There was a card with the flowers. The message upon it was austere: ‘To Miss Prendergast with kind regards, Fraam der Linssen.’
Lucy studied it carefully. It was a kind gesture even if rather on the cold side. And what a very peculiar name!
It was decided that instead of going on night duty the next day, Lucy should have her nights off with the addition of two days’ sick leave. She didn’t feel in the least sick, but she was still sore, and parts of her person were all colours of the rainbow and Authority having decreed it, who was she to dispute their ruling?
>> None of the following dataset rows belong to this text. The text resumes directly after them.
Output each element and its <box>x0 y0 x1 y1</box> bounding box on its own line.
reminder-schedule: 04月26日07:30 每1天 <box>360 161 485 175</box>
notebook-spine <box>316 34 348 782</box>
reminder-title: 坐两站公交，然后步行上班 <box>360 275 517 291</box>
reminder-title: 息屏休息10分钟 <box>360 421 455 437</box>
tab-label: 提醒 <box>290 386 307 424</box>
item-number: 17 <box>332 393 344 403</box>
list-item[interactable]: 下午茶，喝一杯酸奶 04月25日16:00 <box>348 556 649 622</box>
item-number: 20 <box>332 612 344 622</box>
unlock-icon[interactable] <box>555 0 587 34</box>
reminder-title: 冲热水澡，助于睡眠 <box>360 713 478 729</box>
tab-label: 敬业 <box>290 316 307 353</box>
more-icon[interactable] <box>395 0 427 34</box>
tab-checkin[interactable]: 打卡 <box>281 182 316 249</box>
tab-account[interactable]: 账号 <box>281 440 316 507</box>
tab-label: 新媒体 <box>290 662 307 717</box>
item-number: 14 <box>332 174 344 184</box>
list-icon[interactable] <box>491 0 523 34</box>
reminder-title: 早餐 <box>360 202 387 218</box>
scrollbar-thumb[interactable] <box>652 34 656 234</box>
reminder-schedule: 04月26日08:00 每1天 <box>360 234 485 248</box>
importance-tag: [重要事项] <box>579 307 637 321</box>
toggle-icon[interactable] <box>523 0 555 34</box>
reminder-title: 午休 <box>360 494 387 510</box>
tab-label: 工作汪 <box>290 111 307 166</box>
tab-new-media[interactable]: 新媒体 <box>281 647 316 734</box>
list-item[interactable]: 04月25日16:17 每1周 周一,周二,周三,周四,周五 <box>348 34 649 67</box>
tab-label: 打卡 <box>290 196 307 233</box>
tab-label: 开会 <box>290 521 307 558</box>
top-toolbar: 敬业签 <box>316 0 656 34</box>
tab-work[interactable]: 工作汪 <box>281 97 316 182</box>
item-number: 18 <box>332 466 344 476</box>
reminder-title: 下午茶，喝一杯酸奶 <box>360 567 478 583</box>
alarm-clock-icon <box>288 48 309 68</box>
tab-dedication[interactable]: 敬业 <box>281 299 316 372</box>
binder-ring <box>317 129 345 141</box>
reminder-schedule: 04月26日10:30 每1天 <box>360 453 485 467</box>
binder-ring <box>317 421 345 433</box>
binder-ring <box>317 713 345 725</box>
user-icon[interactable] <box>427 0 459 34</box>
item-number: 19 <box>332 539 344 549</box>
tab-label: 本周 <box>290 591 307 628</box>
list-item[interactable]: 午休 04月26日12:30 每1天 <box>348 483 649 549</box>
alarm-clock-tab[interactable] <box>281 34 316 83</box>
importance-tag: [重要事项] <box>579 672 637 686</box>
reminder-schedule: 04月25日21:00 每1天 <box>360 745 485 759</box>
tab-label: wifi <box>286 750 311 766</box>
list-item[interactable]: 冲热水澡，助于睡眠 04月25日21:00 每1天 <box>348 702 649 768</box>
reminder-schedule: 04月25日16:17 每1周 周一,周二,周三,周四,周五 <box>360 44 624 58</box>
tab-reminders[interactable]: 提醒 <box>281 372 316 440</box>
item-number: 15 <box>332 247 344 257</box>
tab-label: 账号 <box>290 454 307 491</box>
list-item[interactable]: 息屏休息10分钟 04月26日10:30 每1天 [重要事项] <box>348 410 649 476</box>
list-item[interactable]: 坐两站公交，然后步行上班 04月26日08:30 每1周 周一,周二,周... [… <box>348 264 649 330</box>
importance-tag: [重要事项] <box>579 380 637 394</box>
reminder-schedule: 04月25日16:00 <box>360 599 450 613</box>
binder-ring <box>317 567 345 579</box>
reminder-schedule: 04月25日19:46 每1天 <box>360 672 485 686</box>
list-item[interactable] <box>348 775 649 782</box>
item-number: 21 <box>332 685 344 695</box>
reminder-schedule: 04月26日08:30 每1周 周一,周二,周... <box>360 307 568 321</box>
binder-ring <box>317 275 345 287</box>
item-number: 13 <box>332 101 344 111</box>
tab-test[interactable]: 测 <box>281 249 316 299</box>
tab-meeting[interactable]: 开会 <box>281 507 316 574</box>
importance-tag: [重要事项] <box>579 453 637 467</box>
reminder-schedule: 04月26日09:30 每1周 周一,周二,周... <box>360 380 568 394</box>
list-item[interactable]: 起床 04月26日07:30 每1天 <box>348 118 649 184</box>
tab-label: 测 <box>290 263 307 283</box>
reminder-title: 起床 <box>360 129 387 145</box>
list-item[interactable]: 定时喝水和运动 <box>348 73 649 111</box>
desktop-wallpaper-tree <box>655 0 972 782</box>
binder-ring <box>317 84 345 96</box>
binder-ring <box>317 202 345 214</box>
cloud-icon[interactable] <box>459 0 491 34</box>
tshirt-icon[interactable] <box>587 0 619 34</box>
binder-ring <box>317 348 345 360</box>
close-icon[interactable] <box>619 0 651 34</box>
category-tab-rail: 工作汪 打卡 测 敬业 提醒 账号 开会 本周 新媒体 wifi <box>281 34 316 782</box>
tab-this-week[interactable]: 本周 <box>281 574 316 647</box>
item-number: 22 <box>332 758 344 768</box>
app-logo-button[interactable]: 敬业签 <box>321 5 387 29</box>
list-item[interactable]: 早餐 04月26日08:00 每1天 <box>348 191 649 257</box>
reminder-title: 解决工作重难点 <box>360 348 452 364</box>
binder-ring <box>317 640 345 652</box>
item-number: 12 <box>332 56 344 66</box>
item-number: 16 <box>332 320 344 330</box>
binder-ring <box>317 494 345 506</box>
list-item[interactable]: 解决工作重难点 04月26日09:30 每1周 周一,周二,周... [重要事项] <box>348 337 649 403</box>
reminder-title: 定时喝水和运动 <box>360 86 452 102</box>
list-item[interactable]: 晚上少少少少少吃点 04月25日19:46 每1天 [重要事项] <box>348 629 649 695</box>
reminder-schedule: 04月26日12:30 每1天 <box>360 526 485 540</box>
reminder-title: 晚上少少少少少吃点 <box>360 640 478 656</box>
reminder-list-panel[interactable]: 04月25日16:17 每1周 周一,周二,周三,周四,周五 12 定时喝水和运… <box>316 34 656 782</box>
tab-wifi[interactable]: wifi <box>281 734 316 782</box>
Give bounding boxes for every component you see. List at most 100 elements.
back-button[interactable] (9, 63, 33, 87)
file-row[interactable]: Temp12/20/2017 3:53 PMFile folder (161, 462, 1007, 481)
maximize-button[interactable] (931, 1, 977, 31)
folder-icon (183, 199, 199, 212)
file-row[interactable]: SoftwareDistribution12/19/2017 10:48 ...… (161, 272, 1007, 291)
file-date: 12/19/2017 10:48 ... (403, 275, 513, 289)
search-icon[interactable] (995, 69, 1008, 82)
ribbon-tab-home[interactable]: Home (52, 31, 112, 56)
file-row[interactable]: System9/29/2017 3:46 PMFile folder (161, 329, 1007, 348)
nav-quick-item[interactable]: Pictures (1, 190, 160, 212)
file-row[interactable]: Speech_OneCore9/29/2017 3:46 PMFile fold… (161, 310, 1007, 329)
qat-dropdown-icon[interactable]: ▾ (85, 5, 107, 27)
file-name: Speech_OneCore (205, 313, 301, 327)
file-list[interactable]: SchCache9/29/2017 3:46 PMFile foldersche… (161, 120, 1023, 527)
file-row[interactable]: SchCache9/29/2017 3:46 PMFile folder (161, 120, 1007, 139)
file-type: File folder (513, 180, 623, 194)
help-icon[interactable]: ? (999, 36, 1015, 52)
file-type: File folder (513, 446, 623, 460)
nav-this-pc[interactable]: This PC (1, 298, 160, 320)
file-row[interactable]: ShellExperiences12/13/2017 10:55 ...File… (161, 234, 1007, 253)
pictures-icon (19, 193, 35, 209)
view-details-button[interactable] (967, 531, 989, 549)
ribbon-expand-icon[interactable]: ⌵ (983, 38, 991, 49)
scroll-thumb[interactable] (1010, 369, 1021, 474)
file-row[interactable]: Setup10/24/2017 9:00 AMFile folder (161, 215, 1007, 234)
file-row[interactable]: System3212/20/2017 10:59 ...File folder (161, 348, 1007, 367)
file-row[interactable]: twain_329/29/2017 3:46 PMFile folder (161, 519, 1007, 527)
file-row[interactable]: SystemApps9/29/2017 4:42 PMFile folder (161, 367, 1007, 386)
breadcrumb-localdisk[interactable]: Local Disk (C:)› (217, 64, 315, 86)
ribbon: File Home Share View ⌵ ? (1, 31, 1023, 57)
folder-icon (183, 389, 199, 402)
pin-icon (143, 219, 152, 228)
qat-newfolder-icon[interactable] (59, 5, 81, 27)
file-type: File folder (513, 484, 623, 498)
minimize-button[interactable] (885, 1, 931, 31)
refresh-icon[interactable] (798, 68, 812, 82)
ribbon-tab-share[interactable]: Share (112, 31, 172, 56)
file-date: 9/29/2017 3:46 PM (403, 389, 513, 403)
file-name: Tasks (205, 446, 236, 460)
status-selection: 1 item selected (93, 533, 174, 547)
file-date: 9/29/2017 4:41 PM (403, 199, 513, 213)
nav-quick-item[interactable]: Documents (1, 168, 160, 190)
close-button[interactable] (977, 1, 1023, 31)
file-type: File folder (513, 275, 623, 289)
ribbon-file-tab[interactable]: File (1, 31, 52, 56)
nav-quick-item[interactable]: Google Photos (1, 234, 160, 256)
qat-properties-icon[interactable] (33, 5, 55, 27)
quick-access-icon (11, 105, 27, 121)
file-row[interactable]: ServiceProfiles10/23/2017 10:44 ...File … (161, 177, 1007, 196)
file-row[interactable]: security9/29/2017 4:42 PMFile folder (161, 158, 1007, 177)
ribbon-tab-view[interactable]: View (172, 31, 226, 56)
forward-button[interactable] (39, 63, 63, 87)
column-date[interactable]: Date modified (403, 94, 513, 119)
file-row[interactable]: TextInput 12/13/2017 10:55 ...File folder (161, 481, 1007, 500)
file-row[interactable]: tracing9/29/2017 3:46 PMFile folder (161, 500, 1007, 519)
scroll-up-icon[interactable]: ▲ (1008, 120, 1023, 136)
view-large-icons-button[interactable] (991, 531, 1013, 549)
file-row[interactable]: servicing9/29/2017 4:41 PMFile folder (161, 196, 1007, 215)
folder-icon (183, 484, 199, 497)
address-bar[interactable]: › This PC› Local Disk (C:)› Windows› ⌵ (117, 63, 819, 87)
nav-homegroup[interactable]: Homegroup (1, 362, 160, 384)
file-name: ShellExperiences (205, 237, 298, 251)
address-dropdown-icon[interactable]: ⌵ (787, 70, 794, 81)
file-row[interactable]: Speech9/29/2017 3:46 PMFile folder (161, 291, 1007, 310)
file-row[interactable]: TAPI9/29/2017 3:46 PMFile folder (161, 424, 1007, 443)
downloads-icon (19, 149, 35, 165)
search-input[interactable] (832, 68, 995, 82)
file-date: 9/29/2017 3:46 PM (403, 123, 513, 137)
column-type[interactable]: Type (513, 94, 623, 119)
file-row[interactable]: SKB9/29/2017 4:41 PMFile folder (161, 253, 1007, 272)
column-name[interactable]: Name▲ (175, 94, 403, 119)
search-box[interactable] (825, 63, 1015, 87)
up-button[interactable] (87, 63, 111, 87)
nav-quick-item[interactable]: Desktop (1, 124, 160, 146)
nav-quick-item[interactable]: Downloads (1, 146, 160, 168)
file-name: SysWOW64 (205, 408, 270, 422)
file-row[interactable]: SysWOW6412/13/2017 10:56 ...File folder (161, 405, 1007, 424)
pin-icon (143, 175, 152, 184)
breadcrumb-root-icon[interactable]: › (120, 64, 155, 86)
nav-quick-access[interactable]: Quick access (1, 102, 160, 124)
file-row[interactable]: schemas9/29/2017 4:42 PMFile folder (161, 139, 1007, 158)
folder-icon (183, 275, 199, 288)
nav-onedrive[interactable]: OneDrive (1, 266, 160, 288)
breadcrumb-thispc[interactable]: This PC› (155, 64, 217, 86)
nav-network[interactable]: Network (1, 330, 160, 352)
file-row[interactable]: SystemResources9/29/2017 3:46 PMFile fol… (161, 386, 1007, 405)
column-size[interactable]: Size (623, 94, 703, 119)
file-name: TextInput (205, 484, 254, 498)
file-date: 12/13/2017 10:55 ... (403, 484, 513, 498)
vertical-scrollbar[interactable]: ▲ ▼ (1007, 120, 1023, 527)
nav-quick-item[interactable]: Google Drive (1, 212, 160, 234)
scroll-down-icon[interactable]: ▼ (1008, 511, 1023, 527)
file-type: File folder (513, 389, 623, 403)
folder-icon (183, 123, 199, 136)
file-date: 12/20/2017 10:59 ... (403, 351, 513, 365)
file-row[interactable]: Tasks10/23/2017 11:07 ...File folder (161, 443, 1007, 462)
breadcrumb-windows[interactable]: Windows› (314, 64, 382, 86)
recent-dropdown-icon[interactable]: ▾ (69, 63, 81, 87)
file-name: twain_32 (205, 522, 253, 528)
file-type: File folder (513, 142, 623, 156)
Her family welcomed her warmly, but beyond commending her for conduct which he, good man that he was, took for granted, her father had little to say about her rescue of the little boy. Her brothers teased her affectionately, but it was her mother who said: ‘Your father is so proud of you, darling, and so are the boys, but you know what boys are.’ They smiled at each other. ‘I’m proud of you too—you’re such a small creature and you could have been mown down.’ Mrs Prendergast smiled again, rather mistily. ‘That nice man who stopped and took you both into the hospital wrote me a letter—I’ve got it here; I thought you might like to see it—a Dutch name, too. I suppose he was just passing…’
‘He’s the lecturer—you remember, Mother? When I fell asleep.’
Her mother giggled. ‘Darling—I didn’t know, do tell me all about it.’
Lucy did, and now that it was all over and done with she laughed just as much as her mother over the fish and chips.